Omnia Russica

About

Omnia Russica (lat. all Russian) is an open source corpus project, containing 33 billion words.

Omnia Russica is combining major Russian corpus sources within one pipeline

	Format	Morphology	Syntax	Size
Wikipedia	vertical	TreeTagger	None	0.5 G
Taiga	CoNLL-U	UDpipe	UDpipe	4.5 G
Araneum Russicum	vertical	TreeTagger	None	25 G
Common Crawl	Plain text	None	None	3 G

Download

Download plain text data (97 Gb)

Web Interface

We have noSketch Engine search interface here

Contact and cite us

omnia.russica@yandex.ru
T.Shavrina and V.Benko (2019) Omnia Russica: Even larger Russian corpus. In Proc.Corpora.

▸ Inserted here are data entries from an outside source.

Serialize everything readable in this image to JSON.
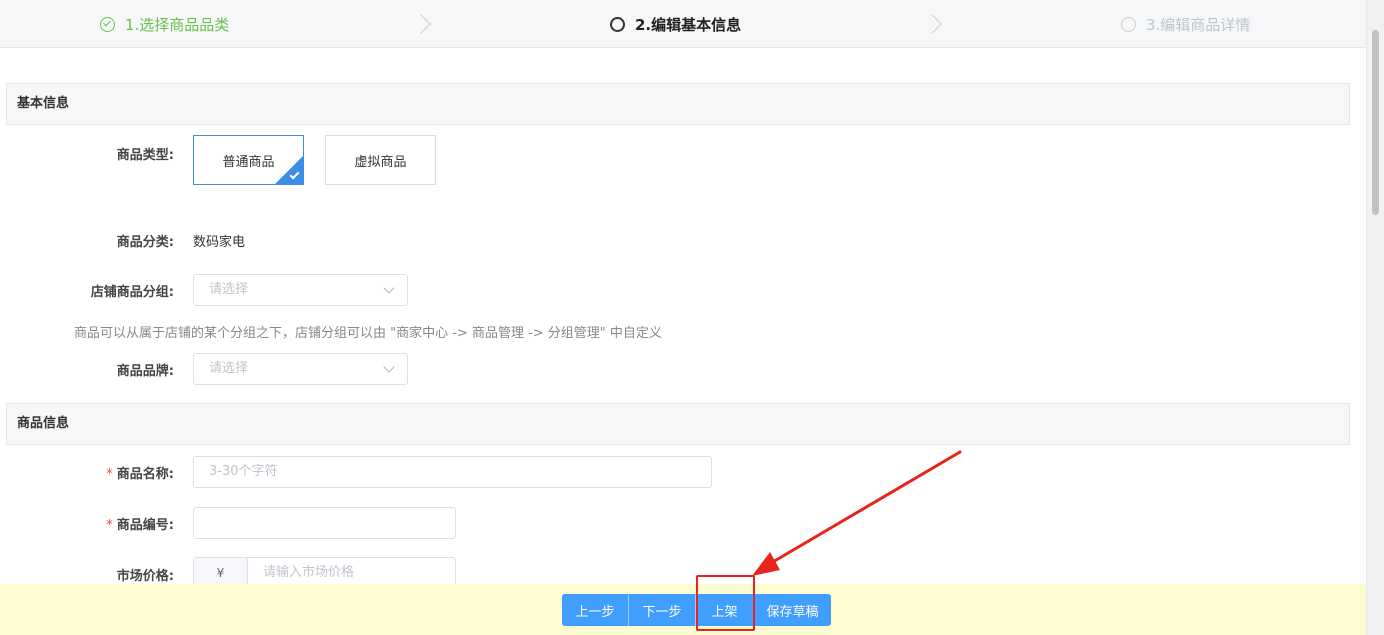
{
  "steps": [
    {
      "label": "1.选择商品品类",
      "state": "done"
    },
    {
      "label": "2.编辑基本信息",
      "state": "active"
    },
    {
      "label": "3.编辑商品详情",
      "state": "todo"
    }
  ],
  "sections": {
    "basic": "基本信息",
    "product": "商品信息"
  },
  "fields": {
    "type_label": "商品类型:",
    "type_options": [
      "普通商品",
      "虚拟商品"
    ],
    "category_label": "商品分类:",
    "category_value": "数码家电",
    "shop_group_label": "店铺商品分组:",
    "shop_group_placeholder": "请选择",
    "shop_group_hint": "商品可以从属于店铺的某个分组之下，店铺分组可以由 \"商家中心 -> 商品管理 -> 分组管理\" 中自定义",
    "brand_label": "商品品牌:",
    "brand_placeholder": "请选择",
    "name_label": "商品名称:",
    "name_placeholder": "3-30个字符",
    "code_label": "商品编号:",
    "code_value": "",
    "market_price_label": "市场价格:",
    "market_price_prefix": "¥",
    "market_price_placeholder": "请输入市场价格",
    "required_mark": "*"
  },
  "footer": {
    "prev": "上一步",
    "next": "下一步",
    "list": "上架",
    "draft": "保存草稿"
  },
  "colors": {
    "accent": "#409eff",
    "done": "#6cbf4c",
    "annotation": "#e8241c",
    "footer_bg": "#fdfbd0"
  }
}
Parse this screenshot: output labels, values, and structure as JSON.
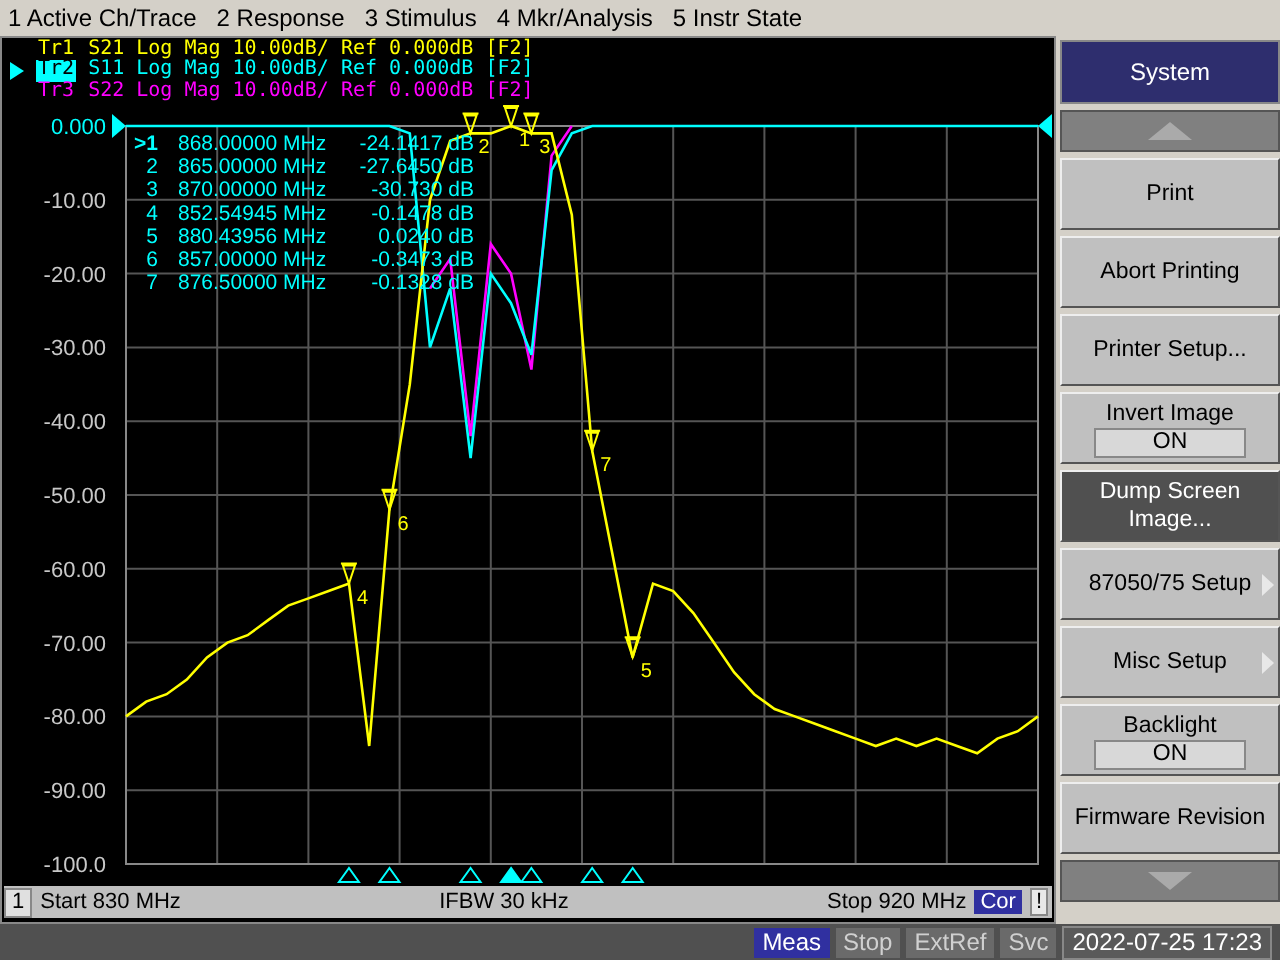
{
  "menu_bar": [
    "1 Active Ch/Trace",
    "2 Response",
    "3 Stimulus",
    "4 Mkr/Analysis",
    "5 Instr State"
  ],
  "traces": [
    {
      "label": "Tr1",
      "parameter": "S21",
      "format": "Log Mag",
      "scale": "10.00dB/",
      "reference": "Ref 0.000dB",
      "marker": "[F2]",
      "color": "#ffff00",
      "selected": false
    },
    {
      "label": "Tr2",
      "parameter": "S11",
      "format": "Log Mag",
      "scale": "10.00dB/",
      "reference": "Ref 0.000dB",
      "marker": "[F2]",
      "color": "#00ffff",
      "selected": true
    },
    {
      "label": "Tr3",
      "parameter": "S22",
      "format": "Log Mag",
      "scale": "10.00dB/",
      "reference": "Ref 0.000dB",
      "marker": "[F2]",
      "color": "#ff00ff",
      "selected": false
    }
  ],
  "marker_table": [
    {
      "number": ">1",
      "stimulus": "868.00000 MHz",
      "response": "-24.1417 dB",
      "selected": true
    },
    {
      "number": "2",
      "stimulus": "865.00000 MHz",
      "response": "-27.6450 dB",
      "selected": false
    },
    {
      "number": "3",
      "stimulus": "870.00000 MHz",
      "response": "-30.730 dB",
      "selected": false
    },
    {
      "number": "4",
      "stimulus": "852.54945 MHz",
      "response": "-0.1478 dB",
      "selected": false
    },
    {
      "number": "5",
      "stimulus": "880.43956 MHz",
      "response": "0.0240 dB",
      "selected": false
    },
    {
      "number": "6",
      "stimulus": "857.00000 MHz",
      "response": "-0.3473 dB",
      "selected": false
    },
    {
      "number": "7",
      "stimulus": "876.50000 MHz",
      "response": "-0.1328 dB",
      "selected": false
    }
  ],
  "chart_data": {
    "type": "line",
    "ylim": [
      -100,
      0
    ],
    "grid": true,
    "yticks": [
      {
        "value": 0,
        "label": "0.000"
      },
      {
        "value": -10,
        "label": "-10.00"
      },
      {
        "value": -20,
        "label": "-20.00"
      },
      {
        "value": -30,
        "label": "-30.00"
      },
      {
        "value": -40,
        "label": "-40.00"
      },
      {
        "value": -50,
        "label": "-50.00"
      },
      {
        "value": -60,
        "label": "-60.00"
      },
      {
        "value": -70,
        "label": "-70.00"
      },
      {
        "value": -80,
        "label": "-80.00"
      },
      {
        "value": -90,
        "label": "-90.00"
      },
      {
        "value": -100,
        "label": "-100.0"
      }
    ],
    "categories": [
      null,
      null,
      null,
      null,
      null,
      null,
      null,
      null,
      null,
      null,
      null,
      null,
      null,
      null,
      null,
      null,
      null,
      null,
      null,
      null,
      null,
      null,
      null,
      null,
      null,
      null,
      null,
      null,
      null,
      null,
      null,
      null,
      null,
      null,
      null,
      null,
      null,
      null,
      null,
      null,
      null,
      null,
      null,
      null,
      null,
      null
    ],
    "series": [
      {
        "color": "#ffff00",
        "values": [
          -80,
          -78,
          -77,
          -75,
          -72,
          -70,
          -69,
          -67,
          -65,
          -64,
          -63,
          -62,
          -84,
          -52,
          -35,
          -10,
          -2,
          -1,
          -1,
          0,
          -1,
          -1,
          -12,
          -44,
          -58,
          -72,
          -62,
          -63,
          -66,
          -70,
          -74,
          -77,
          -79,
          -80,
          -81,
          -82,
          -83,
          -84,
          -83,
          -84,
          -83,
          -84,
          -85,
          -83,
          -82,
          -80
        ]
      },
      {
        "color": "#00ffff",
        "values": [
          0,
          0,
          0,
          0,
          0,
          0,
          0,
          0,
          0,
          0,
          0,
          0,
          0,
          0,
          -1,
          -30,
          -22,
          -45,
          -20,
          -24,
          -31,
          -6,
          -1,
          0,
          0,
          0,
          0,
          0,
          0,
          0,
          0,
          0,
          0,
          0,
          0,
          0,
          0,
          0,
          0,
          0,
          0,
          0,
          0,
          0,
          0,
          0
        ]
      },
      {
        "color": "#ff00ff",
        "values": [
          null,
          null,
          null,
          null,
          null,
          null,
          null,
          null,
          null,
          null,
          null,
          null,
          null,
          null,
          null,
          -22,
          -18,
          -42,
          -16,
          -20,
          -33,
          -4,
          0,
          null,
          null,
          null,
          null,
          null,
          null,
          null,
          null,
          null,
          null,
          null,
          null,
          null,
          null,
          null,
          null,
          null,
          null,
          null,
          null,
          null,
          null,
          null
        ]
      }
    ]
  },
  "trace_markers": [
    {
      "label": "1"
    },
    {
      "label": "2"
    },
    {
      "label": "3"
    },
    {
      "label": "4"
    },
    {
      "label": "5"
    },
    {
      "label": "6"
    },
    {
      "label": "7"
    }
  ],
  "channel_bar": {
    "channel": "1",
    "start": "Start 830 MHz",
    "ifbw": "IFBW 30 kHz",
    "stop": "Stop 920 MHz",
    "correction": "Cor",
    "warning": "!"
  },
  "softkeys": {
    "title": "System",
    "items": [
      {
        "kind": "button",
        "label": "Print",
        "selected": false
      },
      {
        "kind": "button",
        "label": "Abort Printing",
        "selected": false
      },
      {
        "kind": "button",
        "label": "Printer Setup...",
        "selected": false
      },
      {
        "kind": "toggle",
        "label": "Invert Image",
        "value": "ON",
        "selected": false
      },
      {
        "kind": "button",
        "label": "Dump Screen Image...",
        "selected": true
      },
      {
        "kind": "submenu",
        "label": "87050/75 Setup",
        "selected": false
      },
      {
        "kind": "submenu",
        "label": "Misc Setup",
        "selected": false
      },
      {
        "kind": "toggle",
        "label": "Backlight",
        "value": "ON",
        "selected": false
      },
      {
        "kind": "button",
        "label": "Firmware Revision",
        "selected": false
      }
    ]
  },
  "status_bar": [
    {
      "label": "Meas",
      "on": true
    },
    {
      "label": "Stop",
      "on": false
    },
    {
      "label": "ExtRef",
      "on": false
    },
    {
      "label": "Svc",
      "on": false
    }
  ],
  "datetime": "2022-07-25 17:23"
}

Check out our documentation on github

Pipeline

For merging the data, the following principles are applied:

metadata contained in the respective parts should be preserved;
the primary format will be (No)SkE-compatible vertical, CoNLL-U format can be obtained by conversion if necessary;
all data will be tagged both by UDPipe and TreeTagger at first, with possible more annotations added in the future;
both original and deduplicated version will be available;
for online search, the corpus will be processed by NoSketch Engine.

At the time of writing this paper (May 2019), all respective data has been collected and preprocessed, except Common Crawl part, which is still being scaled to the limit. Now, the Wikipedia and Araneum Russicum corpora need to be retagged by UDPipe, and Taiga by TreeTagger to get a uniform format suitable for subsequent merging and optional deduplication; Common Crawl part should be also deduplicated and processed.